We study the challenging task of malware recognition on both known and novel unknown malware families, called malware open-set recognition (MOSR). Previous works usually assume the malware families are known to the classifier in a close-set scenario, i.e., testing families are the subset or at most identical to training families. However, novel unknown malware families frequently emerge in real-world applications, and as such, require to recognize malware instances in an open-set scenario, i.e., some unknown families are also included in the test-set, which has been rarely and non-thoroughly investigated in the cyber-security domain. One practical solution for MOSR may consider jointly classifying known and detecting unknown malware families by a single classifier (e.g., neural network) from the variance of the predicted probability distribution on known families. However, conventional well-trained classifiers usually tend to obtain overly high recognition probabilities in the outputs, especially when the instance feature distributions are similar to each other, e.g., unknown v.s. known malware families, and thus dramatically degrades the recognition on novel unknown malware families.
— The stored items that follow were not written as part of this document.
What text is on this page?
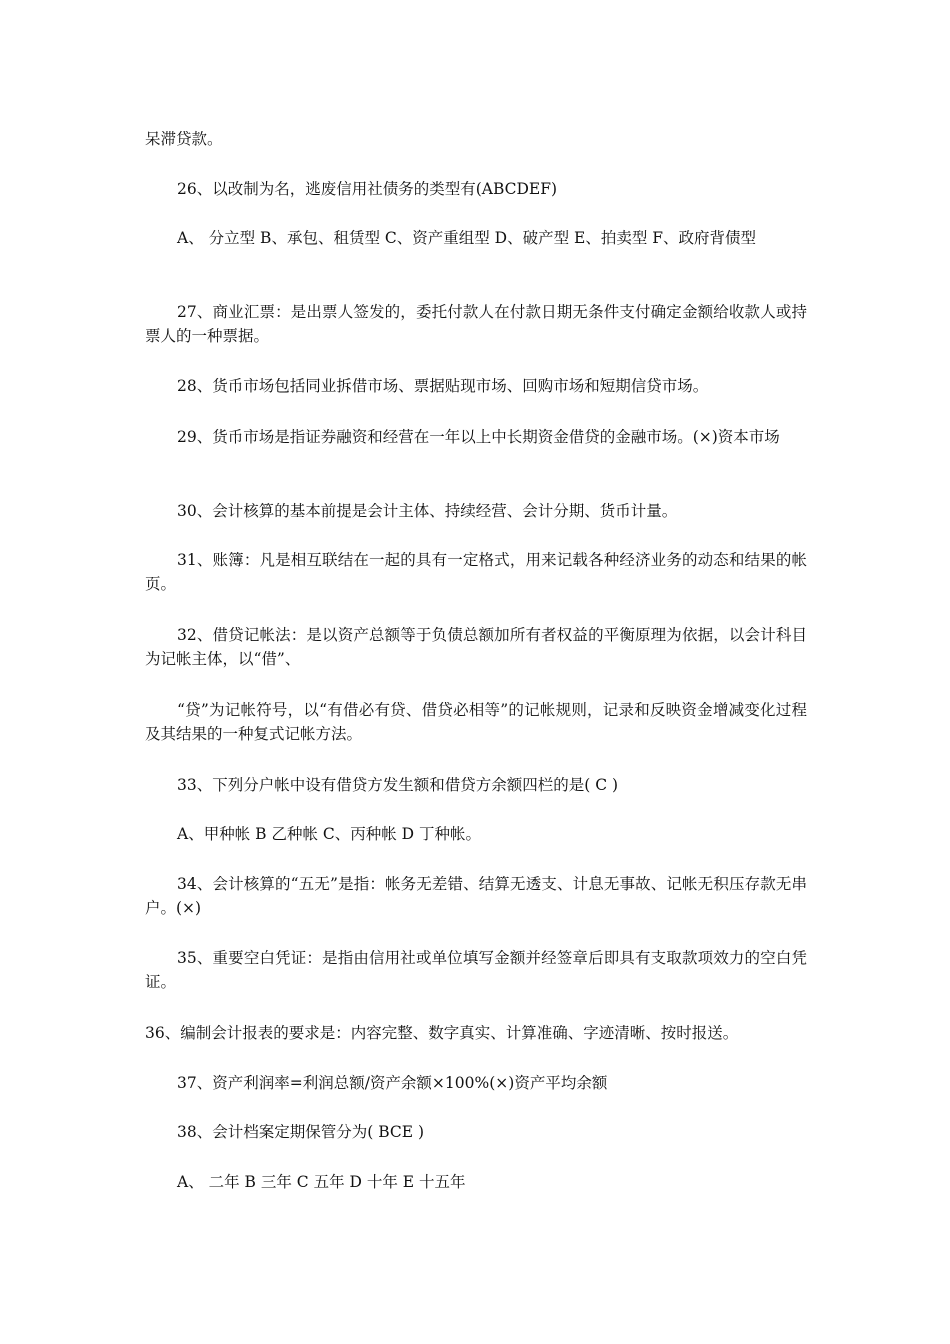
呆滞贷款。

26、以改制为名，逃废信用社债务的类型有(ABCDEF)

A、 分立型 B、承包、租赁型 C、资产重组型 D、破产型 E、拍卖型 F、政府背债型

27、商业汇票：是出票人签发的，委托付款人在付款日期无条件支付确定金额给收款人或持票人的一种票据。

28、货币市场包括同业拆借市场、票据贴现市场、回购市场和短期信贷市场。

29、货币市场是指证券融资和经营在一年以上中长期资金借贷的金融市场。(×)资本市场

30、会计核算的基本前提是会计主体、持续经营、会计分期、货币计量。

31、账簿：凡是相互联结在一起的具有一定格式，用来记载各种经济业务的动态和结果的帐页。

32、借贷记帐法：是以资产总额等于负债总额加所有者权益的平衡原理为依据，以会计科目为记帐主体，以“借”、

“贷”为记帐符号，以“有借必有贷、借贷必相等”的记帐规则，记录和反映资金增减变化过程及其结果的一种复式记帐方法。

33、下列分户帐中设有借贷方发生额和借贷方余额四栏的是( C )

A、甲种帐 B 乙种帐 C、丙种帐 D 丁种帐。

34、会计核算的“五无”是指：帐务无差错、结算无透支、计息无事故、记帐无积压存款无串户。(×)

35、重要空白凭证：是指由信用社或单位填写金额并经签章后即具有支取款项效力的空白凭证。

36、编制会计报表的要求是：内容完整、数字真实、计算准确、字迹清晰、按时报送。

37、资产利润率=利润总额/资产余额×100%(×)资产平均余额

38、会计档案定期保管分为( BCE )

A、 二年 B 三年 C 五年 D 十年 E 十五年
In this paper, we propose a novel model that can conservatively synthesize malware instances to mimic unknown malware families and support a more robust training of the classifier. Moreover, we also build a new large-scale malware dataset, named MAL-100, to fill the gap of lacking large open-set malware benchmark dataset. Experimental results on two widely used malware datasets and our MAL-100 demonstrate the effectiveness of our model compared with other representative methods.